In a laser printer, an electrical charge is produced on a rotating imaging drum by scanning the laser across the drum in response to a modulated output signal representative of the image to be printed. After the charge image is formed on the imaging drum, it is rotated past a toner applicator and attracts oppositely charged toner particle to the drum. Finally, the toner particles on the toner drum are transferred to a print medium, such as a sheet of paper, and the toner is then fixed or fused onto the print medium. The resolution enhancement techniques described above take advantage of the fact that the imaging drum acts as a kind of additive accumulator of charge over time. Consequently, it is possible to create pixel images that are smaller than the native pixel resolution of the marking engine of the laser printer by accumulating charge between successive raster scans, for example, to generate a region of overlapped charge. Due to the relatively long charge retention time of the imaging drum, this region of overlapped charge acts as a large-scale temporal charge accumulator that can be controlled to create pixel images smaller than the native resolution when the toner is attracted to the overlapped charge areas on the imaging drum.
There is nothing in a thermal printer, however, that is equivalent to a large-scale temporal charge accumulator necessary to facilitate the types of resolution enhancement techniques described above. In a thermal printer, the resistive heating elements provide the printing energy and are essentially equivalent to the laser in a laser printer. The marking material or the wax fixes the intended image and is essentially equivalent to the toner and fuser. There is, however, no direct equivalent in a thermal printer to the imaging drum in a laser printer. Consequently, the enhancement techniques used with laser printers are not applicable to thermal printers.

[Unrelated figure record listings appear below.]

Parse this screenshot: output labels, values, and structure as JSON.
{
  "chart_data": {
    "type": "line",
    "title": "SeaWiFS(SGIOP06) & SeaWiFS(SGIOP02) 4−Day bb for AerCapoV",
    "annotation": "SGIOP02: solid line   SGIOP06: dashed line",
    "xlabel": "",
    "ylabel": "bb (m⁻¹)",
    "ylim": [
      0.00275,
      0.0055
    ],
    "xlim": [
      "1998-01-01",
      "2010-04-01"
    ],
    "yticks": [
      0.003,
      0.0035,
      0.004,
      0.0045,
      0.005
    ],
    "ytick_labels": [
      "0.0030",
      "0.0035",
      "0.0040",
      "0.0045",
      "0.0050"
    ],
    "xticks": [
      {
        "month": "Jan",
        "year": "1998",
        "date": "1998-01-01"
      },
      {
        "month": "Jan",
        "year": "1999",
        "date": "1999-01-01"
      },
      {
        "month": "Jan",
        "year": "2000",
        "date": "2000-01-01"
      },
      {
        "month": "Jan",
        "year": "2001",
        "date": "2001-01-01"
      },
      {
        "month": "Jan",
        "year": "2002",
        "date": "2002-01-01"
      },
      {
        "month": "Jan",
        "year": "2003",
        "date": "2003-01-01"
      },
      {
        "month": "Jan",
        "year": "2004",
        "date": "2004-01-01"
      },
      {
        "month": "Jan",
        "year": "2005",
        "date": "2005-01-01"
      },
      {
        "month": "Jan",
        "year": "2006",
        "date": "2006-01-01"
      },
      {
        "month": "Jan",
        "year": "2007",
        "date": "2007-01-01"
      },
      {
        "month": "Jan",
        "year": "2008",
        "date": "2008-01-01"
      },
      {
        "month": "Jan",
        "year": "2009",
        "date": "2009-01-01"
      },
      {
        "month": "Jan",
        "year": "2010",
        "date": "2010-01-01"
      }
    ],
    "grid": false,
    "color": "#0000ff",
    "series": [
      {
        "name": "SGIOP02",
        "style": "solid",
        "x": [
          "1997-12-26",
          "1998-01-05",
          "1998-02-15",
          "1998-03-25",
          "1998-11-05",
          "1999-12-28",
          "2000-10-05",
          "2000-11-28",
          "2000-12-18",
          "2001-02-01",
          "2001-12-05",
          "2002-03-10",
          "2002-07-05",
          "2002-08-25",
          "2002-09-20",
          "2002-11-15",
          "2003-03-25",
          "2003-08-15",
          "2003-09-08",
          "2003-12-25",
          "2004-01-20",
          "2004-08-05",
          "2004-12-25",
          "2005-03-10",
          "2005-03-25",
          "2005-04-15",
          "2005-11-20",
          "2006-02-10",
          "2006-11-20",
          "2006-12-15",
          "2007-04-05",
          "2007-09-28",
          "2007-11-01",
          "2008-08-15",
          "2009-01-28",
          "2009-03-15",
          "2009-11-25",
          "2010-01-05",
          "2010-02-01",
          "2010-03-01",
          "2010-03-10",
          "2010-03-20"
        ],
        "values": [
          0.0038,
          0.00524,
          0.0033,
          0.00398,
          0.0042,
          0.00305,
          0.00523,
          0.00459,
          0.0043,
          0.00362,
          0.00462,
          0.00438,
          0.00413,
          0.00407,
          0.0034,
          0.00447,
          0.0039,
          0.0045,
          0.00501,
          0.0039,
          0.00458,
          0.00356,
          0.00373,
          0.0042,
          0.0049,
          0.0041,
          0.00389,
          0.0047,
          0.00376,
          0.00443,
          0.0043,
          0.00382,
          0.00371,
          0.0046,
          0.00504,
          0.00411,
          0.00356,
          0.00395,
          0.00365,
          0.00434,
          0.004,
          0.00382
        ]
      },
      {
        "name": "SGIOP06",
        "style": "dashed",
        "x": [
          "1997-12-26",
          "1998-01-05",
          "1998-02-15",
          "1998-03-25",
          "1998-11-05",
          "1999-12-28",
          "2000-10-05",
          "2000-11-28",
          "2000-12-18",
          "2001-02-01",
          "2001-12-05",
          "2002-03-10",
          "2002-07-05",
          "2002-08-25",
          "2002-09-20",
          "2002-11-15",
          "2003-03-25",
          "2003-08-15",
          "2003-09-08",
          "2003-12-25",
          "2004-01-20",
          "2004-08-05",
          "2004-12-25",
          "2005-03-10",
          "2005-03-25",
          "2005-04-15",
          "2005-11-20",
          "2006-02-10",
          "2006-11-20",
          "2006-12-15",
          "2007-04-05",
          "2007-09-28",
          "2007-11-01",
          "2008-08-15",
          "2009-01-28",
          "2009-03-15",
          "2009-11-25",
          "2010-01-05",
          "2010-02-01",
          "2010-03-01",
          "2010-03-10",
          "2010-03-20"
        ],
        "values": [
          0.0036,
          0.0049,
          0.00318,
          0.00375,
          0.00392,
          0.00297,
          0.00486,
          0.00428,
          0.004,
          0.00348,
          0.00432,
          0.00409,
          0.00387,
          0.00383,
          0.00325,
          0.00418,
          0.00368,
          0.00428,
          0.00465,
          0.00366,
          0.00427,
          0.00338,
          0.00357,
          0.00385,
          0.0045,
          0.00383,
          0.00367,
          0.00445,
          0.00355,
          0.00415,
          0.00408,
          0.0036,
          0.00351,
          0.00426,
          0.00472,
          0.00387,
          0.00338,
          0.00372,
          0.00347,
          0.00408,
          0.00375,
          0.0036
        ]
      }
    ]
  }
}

Although thermal printers are now capable of producing consistent and reliable quality output images, particularly at lower resolutions, there has been no effort to increase the effective resolution of such thermal printers. Consequently, it would be advantageous to provide a method and apparatus for controlling thermal printers that could increase the effective output resolution of thermal printers above the native resolution of the print head.